Quantification is the first step in assessing the proper course of action
In some previous posts (e.g., here), I have argued that the energy policy (or lack of policy) pursued by particularly this Administration has worsened the trade deficit.
Source: Author’s calculations based on Jan 2006 NIPA release.
A more comprehensive, wide-ranging, quantitative assessment of the costs of energy dependence is complicated by the fact that there is some dispute over key parameters (substitubability of capital for energy, price rigidities, etc.). Nonetheless, the Oak Ridge Laboratories have undertaken a study (Costs of U.S. Oil Dependence: 2005 Update) assessing the output, potential GDP, and wealth transfer costs. The document’s summary states:
“[T]his report focuses on its direct economic costs. These costs are the transfer of wealth from the United States to oil producing countries, the loss of economic potential due to oil prices elevated above competitive market levels, and disruption costs caused by sudden and large oil price movements. Several enhancements have been made to methods used in past studies to estimate these costs, and estimates of key parameters have been updated based on the most recent literature. It is estimated that oil dependence has cost the U.S. economy $3.6 trillion (constant 2000 dollars) since 1970, with the bulk of the losses occurring between 1979 and 1986. However, if oil prices in 2005 average $35-$45/bbl, as recently predicted by the U.S. Energy Information Administration, oil dependence costs in 2005 will be in the range of $150-$250 billion. Costs are relatively evenly divided between the three components. A sensitivity analysis reflecting uncertainty about all the key parameters required to estimate oil dependence costs suggests that a reasonable range of uncertainty for the total costs of U.S. oil dependence over the past 30 years is $2-$6 trillion (constant 2000 dollars). Reckoned in terms of present value using a discount rate of 4.5%, the costs of U.S. oil dependence since 1970 are $8 trillion, with a reasonable range of uncertainty of $5 to $13 trillion.”
Under a wide number of assumptions, the costs of energy dependence in 2005, given a price of oil of $45.50 per barrel, is estimated to be about 250 billion 2000 dollars.
Figure 27 from Greene and Ahmad, “Costs of U.S. Oil Dependence: 2005 Update,” Oak Ridge National Laboratories.

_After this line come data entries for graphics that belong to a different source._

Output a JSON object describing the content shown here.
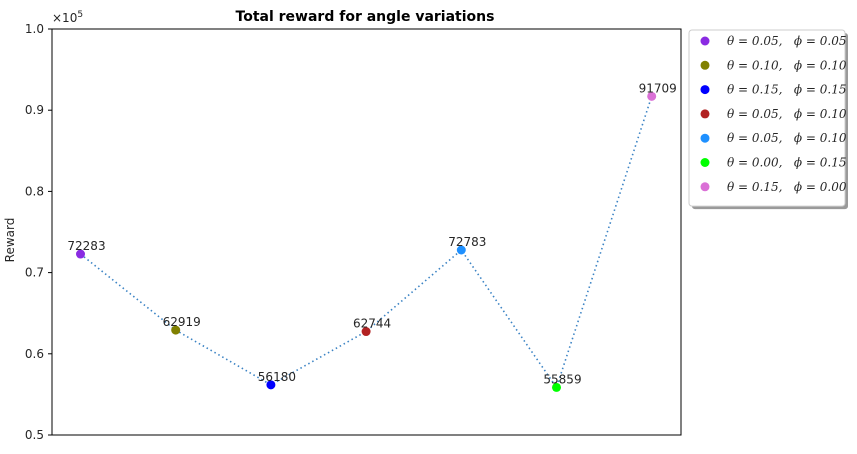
{
  "chart_data": {
    "type": "scatter",
    "title": "Total reward for angle variations",
    "xlabel": "",
    "ylabel": "Reward",
    "y_offset_text": "×10",
    "y_offset_exp": "5",
    "ylim": [
      0.5,
      1.0
    ],
    "yticks": [
      "0.5",
      "0.6",
      "0.7",
      "0.8",
      "0.9",
      "1.0"
    ],
    "grid": false,
    "legend_position": "outside-right",
    "line_style": "dotted",
    "line_color": "#3b83c4",
    "points": [
      {
        "x": 0,
        "y": 72283,
        "label": "72283",
        "name": "θ = 0.05,   ϕ = 0.05",
        "color": "#8a2be2"
      },
      {
        "x": 1,
        "y": 62919,
        "label": "62919",
        "name": "θ = 0.10,   ϕ = 0.10",
        "color": "#808000"
      },
      {
        "x": 2,
        "y": 56180,
        "label": "56180",
        "name": "θ = 0.15,   ϕ = 0.15",
        "color": "#0000ff"
      },
      {
        "x": 3,
        "y": 62744,
        "label": "62744",
        "name": "θ = 0.05,   ϕ = 0.10",
        "color": "#b22222"
      },
      {
        "x": 4,
        "y": 72783,
        "label": "72783",
        "name": "θ = 0.05,   ϕ = 0.10",
        "color": "#1e90ff"
      },
      {
        "x": 5,
        "y": 55859,
        "label": "55859",
        "name": "θ = 0.00,   ϕ = 0.15",
        "color": "#00ff00"
      },
      {
        "x": 6,
        "y": 91709,
        "label": "91709",
        "name": "θ = 0.15,   ϕ = 0.00",
        "color": "#da70d6"
      }
    ]
  }
}
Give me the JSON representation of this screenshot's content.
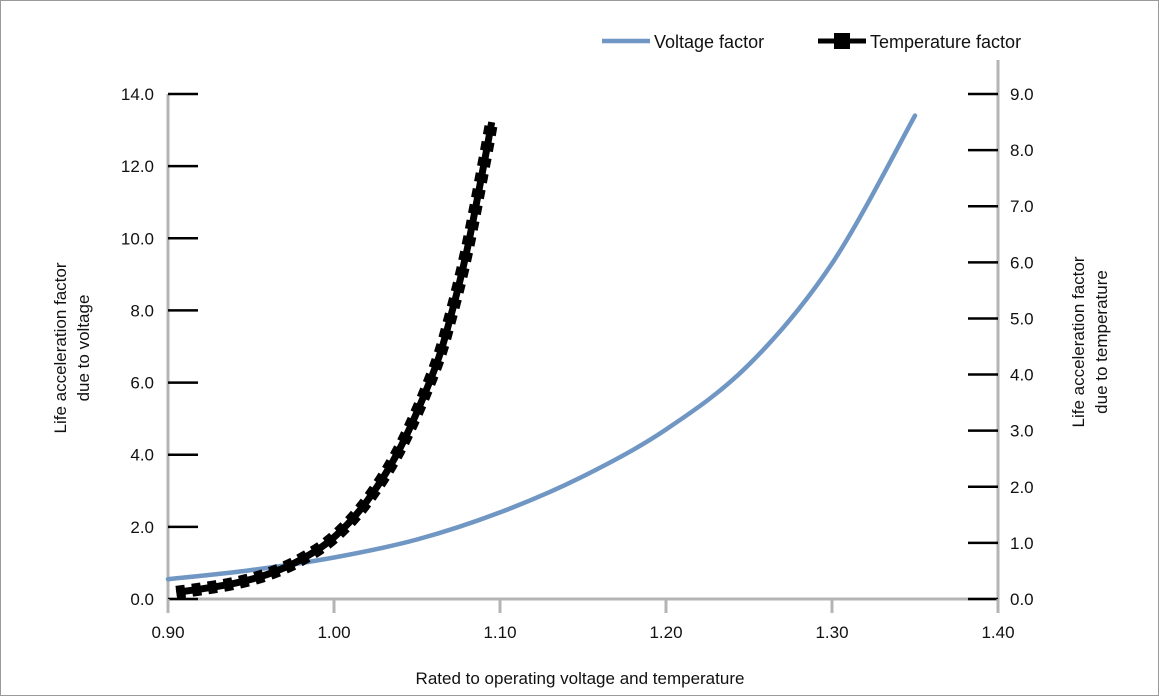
{
  "chart_data": {
    "type": "line",
    "title": "",
    "xlabel": "Rated to operating voltage and temperature",
    "ylabel": [
      "Life acceleration factor",
      "due to voltage"
    ],
    "y2label": [
      "Life acceleration factor",
      "due to temperature"
    ],
    "xlim": [
      0.9,
      1.4
    ],
    "ylim": [
      0,
      14
    ],
    "y2lim": [
      0,
      9
    ],
    "x_ticks": [
      "0.90",
      "1.00",
      "1.10",
      "1.20",
      "1.30",
      "1.40"
    ],
    "y_ticks": [
      "0.0",
      "2.0",
      "4.0",
      "6.0",
      "8.0",
      "10.0",
      "12.0",
      "14.0"
    ],
    "y2_ticks": [
      "0.0",
      "1.0",
      "2.0",
      "3.0",
      "4.0",
      "5.0",
      "6.0",
      "7.0",
      "8.0",
      "9.0"
    ],
    "grid": false,
    "legend_position": "top-right",
    "series": [
      {
        "name": "Voltage factor",
        "axis": "left",
        "color": "#7096c4",
        "style": "solid",
        "x": [
          0.9,
          0.95,
          1.0,
          1.05,
          1.1,
          1.15,
          1.2,
          1.25,
          1.3,
          1.35
        ],
        "y": [
          0.55,
          0.8,
          1.15,
          1.65,
          2.4,
          3.4,
          4.7,
          6.5,
          9.3,
          13.4
        ]
      },
      {
        "name": "Temperature factor",
        "axis": "right",
        "color": "#000000",
        "style": "dashed",
        "x": [
          0.905,
          0.92,
          0.94,
          0.96,
          0.98,
          1.0,
          1.02,
          1.04,
          1.06,
          1.07,
          1.08,
          1.09,
          1.095
        ],
        "y": [
          0.12,
          0.18,
          0.28,
          0.44,
          0.7,
          1.1,
          1.75,
          2.7,
          4.05,
          5.0,
          6.2,
          7.7,
          8.5
        ]
      }
    ]
  }
}
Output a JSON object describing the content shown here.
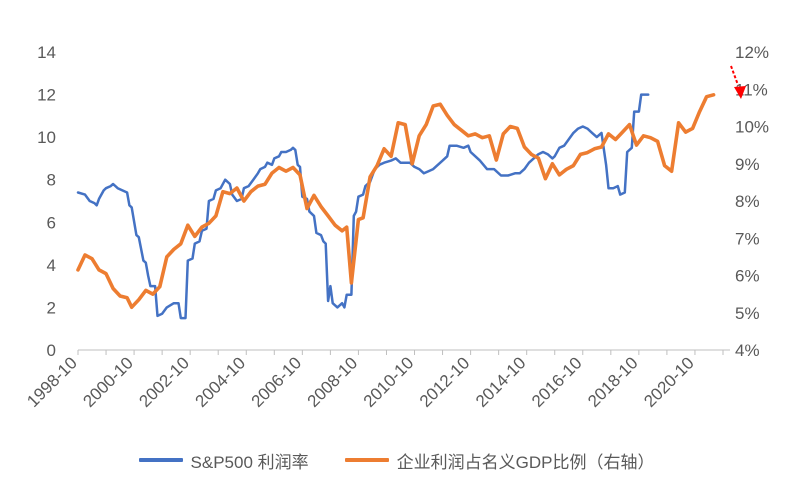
{
  "colors": {
    "sp500": "#4472C4",
    "gdp": "#ED7D31",
    "axis": "#BFBFBF",
    "arrow": "#FF0000"
  },
  "chart_data": {
    "type": "line",
    "title": "",
    "y_left": {
      "range": [
        0,
        14
      ],
      "ticks": [
        "0",
        "2",
        "4",
        "6",
        "8",
        "10",
        "12",
        "14"
      ],
      "tick_values": [
        0,
        2,
        4,
        6,
        8,
        10,
        12,
        14
      ]
    },
    "y_right": {
      "range": [
        4,
        12
      ],
      "ticks": [
        "4%",
        "5%",
        "6%",
        "7%",
        "8%",
        "9%",
        "10%",
        "11%",
        "12%"
      ],
      "tick_values": [
        4,
        5,
        6,
        7,
        8,
        9,
        10,
        11,
        12
      ]
    },
    "x": {
      "range": [
        "1998-10",
        "2022-01"
      ],
      "tick_labels": [
        "1998-10",
        "2000-10",
        "2002-10",
        "2004-10",
        "2006-10",
        "2008-10",
        "2010-10",
        "2012-10",
        "2014-10",
        "2016-10",
        "2018-10",
        "2020-10"
      ]
    },
    "grid": false,
    "legend_position": "bottom",
    "annotation": "red-down-arrow",
    "series": [
      {
        "name": "S&P500 利润率",
        "axis": "left",
        "points": [
          [
            "1998-10",
            7.4
          ],
          [
            "1999-01",
            7.3
          ],
          [
            "1999-03",
            7.0
          ],
          [
            "1999-05",
            6.9
          ],
          [
            "1999-06",
            6.8
          ],
          [
            "1999-07",
            7.1
          ],
          [
            "1999-09",
            7.5
          ],
          [
            "1999-10",
            7.6
          ],
          [
            "1999-12",
            7.7
          ],
          [
            "2000-01",
            7.8
          ],
          [
            "2000-03",
            7.6
          ],
          [
            "2000-05",
            7.5
          ],
          [
            "2000-07",
            7.4
          ],
          [
            "2000-08",
            6.8
          ],
          [
            "2000-09",
            6.7
          ],
          [
            "2000-11",
            5.4
          ],
          [
            "2000-12",
            5.3
          ],
          [
            "2001-02",
            4.2
          ],
          [
            "2001-03",
            4.1
          ],
          [
            "2001-04",
            3.5
          ],
          [
            "2001-05",
            3.0
          ],
          [
            "2001-07",
            3.0
          ],
          [
            "2001-08",
            1.6
          ],
          [
            "2001-10",
            1.7
          ],
          [
            "2001-12",
            2.0
          ],
          [
            "2002-03",
            2.2
          ],
          [
            "2002-05",
            2.2
          ],
          [
            "2002-06",
            1.5
          ],
          [
            "2002-08",
            1.5
          ],
          [
            "2002-09",
            4.2
          ],
          [
            "2002-11",
            4.3
          ],
          [
            "2002-12",
            5.0
          ],
          [
            "2003-02",
            5.1
          ],
          [
            "2003-03",
            5.6
          ],
          [
            "2003-05",
            5.7
          ],
          [
            "2003-06",
            7.0
          ],
          [
            "2003-08",
            7.1
          ],
          [
            "2003-09",
            7.5
          ],
          [
            "2003-11",
            7.6
          ],
          [
            "2004-01",
            8.0
          ],
          [
            "2004-03",
            7.8
          ],
          [
            "2004-04",
            7.3
          ],
          [
            "2004-06",
            7.0
          ],
          [
            "2004-08",
            7.1
          ],
          [
            "2004-09",
            7.6
          ],
          [
            "2004-11",
            7.7
          ],
          [
            "2005-01",
            8.0
          ],
          [
            "2005-03",
            8.3
          ],
          [
            "2005-04",
            8.5
          ],
          [
            "2005-06",
            8.6
          ],
          [
            "2005-07",
            8.8
          ],
          [
            "2005-09",
            8.7
          ],
          [
            "2005-10",
            9.0
          ],
          [
            "2005-12",
            9.1
          ],
          [
            "2006-01",
            9.3
          ],
          [
            "2006-03",
            9.3
          ],
          [
            "2006-05",
            9.4
          ],
          [
            "2006-06",
            9.5
          ],
          [
            "2006-07",
            9.4
          ],
          [
            "2006-08",
            8.7
          ],
          [
            "2006-09",
            8.6
          ],
          [
            "2006-10",
            7.2
          ],
          [
            "2006-12",
            7.1
          ],
          [
            "2007-01",
            6.5
          ],
          [
            "2007-03",
            6.3
          ],
          [
            "2007-04",
            5.5
          ],
          [
            "2007-06",
            5.4
          ],
          [
            "2007-07",
            5.1
          ],
          [
            "2007-08",
            5.0
          ],
          [
            "2007-09",
            2.3
          ],
          [
            "2007-10",
            3.0
          ],
          [
            "2007-11",
            2.2
          ],
          [
            "2008-01",
            2.0
          ],
          [
            "2008-03",
            2.2
          ],
          [
            "2008-04",
            2.0
          ],
          [
            "2008-05",
            2.6
          ],
          [
            "2008-07",
            2.6
          ],
          [
            "2008-08",
            6.3
          ],
          [
            "2008-09",
            6.5
          ],
          [
            "2008-10",
            7.2
          ],
          [
            "2008-12",
            7.3
          ],
          [
            "2009-01",
            7.7
          ],
          [
            "2009-03",
            7.9
          ],
          [
            "2009-05",
            8.5
          ],
          [
            "2009-07",
            8.7
          ],
          [
            "2009-09",
            8.8
          ],
          [
            "2009-12",
            8.9
          ],
          [
            "2010-02",
            9.0
          ],
          [
            "2010-04",
            8.8
          ],
          [
            "2010-06",
            8.8
          ],
          [
            "2010-08",
            8.8
          ],
          [
            "2010-10",
            8.6
          ],
          [
            "2010-12",
            8.5
          ],
          [
            "2011-02",
            8.3
          ],
          [
            "2011-04",
            8.4
          ],
          [
            "2011-06",
            8.5
          ],
          [
            "2011-08",
            8.7
          ],
          [
            "2011-10",
            8.9
          ],
          [
            "2011-12",
            9.1
          ],
          [
            "2012-01",
            9.6
          ],
          [
            "2012-04",
            9.6
          ],
          [
            "2012-07",
            9.5
          ],
          [
            "2012-09",
            9.6
          ],
          [
            "2012-10",
            9.3
          ],
          [
            "2012-12",
            9.1
          ],
          [
            "2013-02",
            8.9
          ],
          [
            "2013-05",
            8.5
          ],
          [
            "2013-08",
            8.5
          ],
          [
            "2013-11",
            8.2
          ],
          [
            "2014-02",
            8.2
          ],
          [
            "2014-05",
            8.3
          ],
          [
            "2014-07",
            8.3
          ],
          [
            "2014-09",
            8.5
          ],
          [
            "2014-11",
            8.8
          ],
          [
            "2015-01",
            9.0
          ],
          [
            "2015-03",
            9.2
          ],
          [
            "2015-05",
            9.3
          ],
          [
            "2015-07",
            9.2
          ],
          [
            "2015-09",
            9.0
          ],
          [
            "2015-10",
            9.1
          ],
          [
            "2015-12",
            9.5
          ],
          [
            "2016-02",
            9.6
          ],
          [
            "2016-04",
            9.9
          ],
          [
            "2016-06",
            10.2
          ],
          [
            "2016-08",
            10.4
          ],
          [
            "2016-10",
            10.5
          ],
          [
            "2016-12",
            10.4
          ],
          [
            "2017-02",
            10.2
          ],
          [
            "2017-04",
            10.0
          ],
          [
            "2017-06",
            10.2
          ],
          [
            "2017-08",
            8.7
          ],
          [
            "2017-09",
            7.6
          ],
          [
            "2017-11",
            7.6
          ],
          [
            "2018-01",
            7.7
          ],
          [
            "2018-02",
            7.3
          ],
          [
            "2018-04",
            7.4
          ],
          [
            "2018-05",
            9.3
          ],
          [
            "2018-07",
            9.5
          ],
          [
            "2018-08",
            11.2
          ],
          [
            "2018-10",
            11.2
          ],
          [
            "2018-11",
            12.0
          ],
          [
            "2019-01",
            12.0
          ],
          [
            "2019-02",
            12.0
          ]
        ]
      },
      {
        "name": "企业利润占名义GDP比例（右轴）",
        "axis": "right",
        "points": [
          [
            "1998-10",
            6.15
          ],
          [
            "1999-01",
            6.55
          ],
          [
            "1999-04",
            6.45
          ],
          [
            "1999-07",
            6.15
          ],
          [
            "1999-10",
            6.05
          ],
          [
            "2000-01",
            5.65
          ],
          [
            "2000-04",
            5.45
          ],
          [
            "2000-07",
            5.4
          ],
          [
            "2000-09",
            5.15
          ],
          [
            "2000-12",
            5.35
          ],
          [
            "2001-03",
            5.6
          ],
          [
            "2001-06",
            5.5
          ],
          [
            "2001-09",
            5.7
          ],
          [
            "2001-12",
            6.5
          ],
          [
            "2002-03",
            6.7
          ],
          [
            "2002-06",
            6.85
          ],
          [
            "2002-09",
            7.35
          ],
          [
            "2002-12",
            7.05
          ],
          [
            "2003-03",
            7.3
          ],
          [
            "2003-06",
            7.4
          ],
          [
            "2003-09",
            7.6
          ],
          [
            "2003-12",
            8.25
          ],
          [
            "2004-03",
            8.2
          ],
          [
            "2004-06",
            8.35
          ],
          [
            "2004-09",
            8.0
          ],
          [
            "2004-12",
            8.25
          ],
          [
            "2005-03",
            8.4
          ],
          [
            "2005-06",
            8.45
          ],
          [
            "2005-09",
            8.75
          ],
          [
            "2005-12",
            8.9
          ],
          [
            "2006-03",
            8.8
          ],
          [
            "2006-06",
            8.9
          ],
          [
            "2006-09",
            8.7
          ],
          [
            "2006-12",
            7.8
          ],
          [
            "2007-03",
            8.15
          ],
          [
            "2007-06",
            7.85
          ],
          [
            "2007-09",
            7.6
          ],
          [
            "2007-12",
            7.35
          ],
          [
            "2008-03",
            7.2
          ],
          [
            "2008-05",
            7.3
          ],
          [
            "2008-07",
            5.8
          ],
          [
            "2008-10",
            7.5
          ],
          [
            "2008-12",
            7.55
          ],
          [
            "2009-03",
            8.65
          ],
          [
            "2009-06",
            8.95
          ],
          [
            "2009-09",
            9.4
          ],
          [
            "2009-12",
            9.2
          ],
          [
            "2010-03",
            10.1
          ],
          [
            "2010-06",
            10.05
          ],
          [
            "2010-09",
            9.0
          ],
          [
            "2010-12",
            9.75
          ],
          [
            "2011-03",
            10.05
          ],
          [
            "2011-06",
            10.55
          ],
          [
            "2011-09",
            10.6
          ],
          [
            "2011-12",
            10.3
          ],
          [
            "2012-03",
            10.05
          ],
          [
            "2012-06",
            9.9
          ],
          [
            "2012-09",
            9.75
          ],
          [
            "2012-12",
            9.8
          ],
          [
            "2013-03",
            9.7
          ],
          [
            "2013-06",
            9.75
          ],
          [
            "2013-09",
            9.1
          ],
          [
            "2013-12",
            9.8
          ],
          [
            "2014-03",
            10.0
          ],
          [
            "2014-06",
            9.95
          ],
          [
            "2014-09",
            9.45
          ],
          [
            "2014-12",
            9.25
          ],
          [
            "2015-03",
            9.15
          ],
          [
            "2015-06",
            8.6
          ],
          [
            "2015-09",
            9.0
          ],
          [
            "2015-12",
            8.7
          ],
          [
            "2016-03",
            8.85
          ],
          [
            "2016-06",
            8.95
          ],
          [
            "2016-09",
            9.25
          ],
          [
            "2016-12",
            9.3
          ],
          [
            "2017-03",
            9.4
          ],
          [
            "2017-06",
            9.45
          ],
          [
            "2017-09",
            9.8
          ],
          [
            "2017-12",
            9.65
          ],
          [
            "2018-03",
            9.85
          ],
          [
            "2018-06",
            10.05
          ],
          [
            "2018-09",
            9.5
          ],
          [
            "2018-12",
            9.75
          ],
          [
            "2019-03",
            9.7
          ],
          [
            "2019-06",
            9.6
          ],
          [
            "2019-09",
            8.95
          ],
          [
            "2019-12",
            8.8
          ],
          [
            "2020-03",
            10.1
          ],
          [
            "2020-06",
            9.85
          ],
          [
            "2020-09",
            9.95
          ],
          [
            "2020-12",
            10.4
          ],
          [
            "2021-03",
            10.8
          ],
          [
            "2021-06",
            10.85
          ]
        ]
      }
    ]
  }
}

The actual average price in 2005 for WTI was $56.5 so this is an understatement (at least based on these assumptions). For perspective, the US real GDP in 2005 was 11.1 trillion 2000Ch. dollars.
Of these costs, the ones that rely least on contentious parameters is the wealth transfer — essentially how much is transferred to foreign oil producers (although a guess about the competitive price needs to be assumed). Here, the figure is about 150 billion 2000Ch., or about 1.4% of GDP.
I found the survey of price elasticities interesting in their own right. The report presents two tables.
Table 3 from Greene and Ahmad, “Costs of U.S. Oil Dependence: 2005 Update,” Oak Ridge National Laboratories.
What I found most interesting is the relatively high (at least compared to what some people think) long run price elasticities of oil demand, combined with relatively low long run supply elasticities (the typically cited figure is slightly lower than the average here, 0.3, which is close to the EIA figure). This suggests to me that there is considerable scope for reducing demand via taxes, while attempting to increase domestic supply by way of subsidies would be more difficult (note that the average rate of convergence to the long run is lower on the supply side).
Obviously, this doesn’t mean we should seek to set oil imports to zero. But it does mean that there is a cost to relying upon energy, and additionally (my focus here) to relying upon imported energy. We should seek to reduce energy imports using as a guide economic principles — namely investing in conservation R&D, and implementing taxes, up to the point that the combination of instruments leads to the internalization of negative externalities. Here we have not only the environmental ones, but also those associated with additional variability in income (after all, in a Taylor rule world, variability is a bad thing). And then there is the question of whether we would need to be so monomaniacally obsessed with oil supplies — and hence need to sacrifice so many resources to maintaining large ground forces in the MidEast — if we were not so susceptible to such large terms of trade shocks.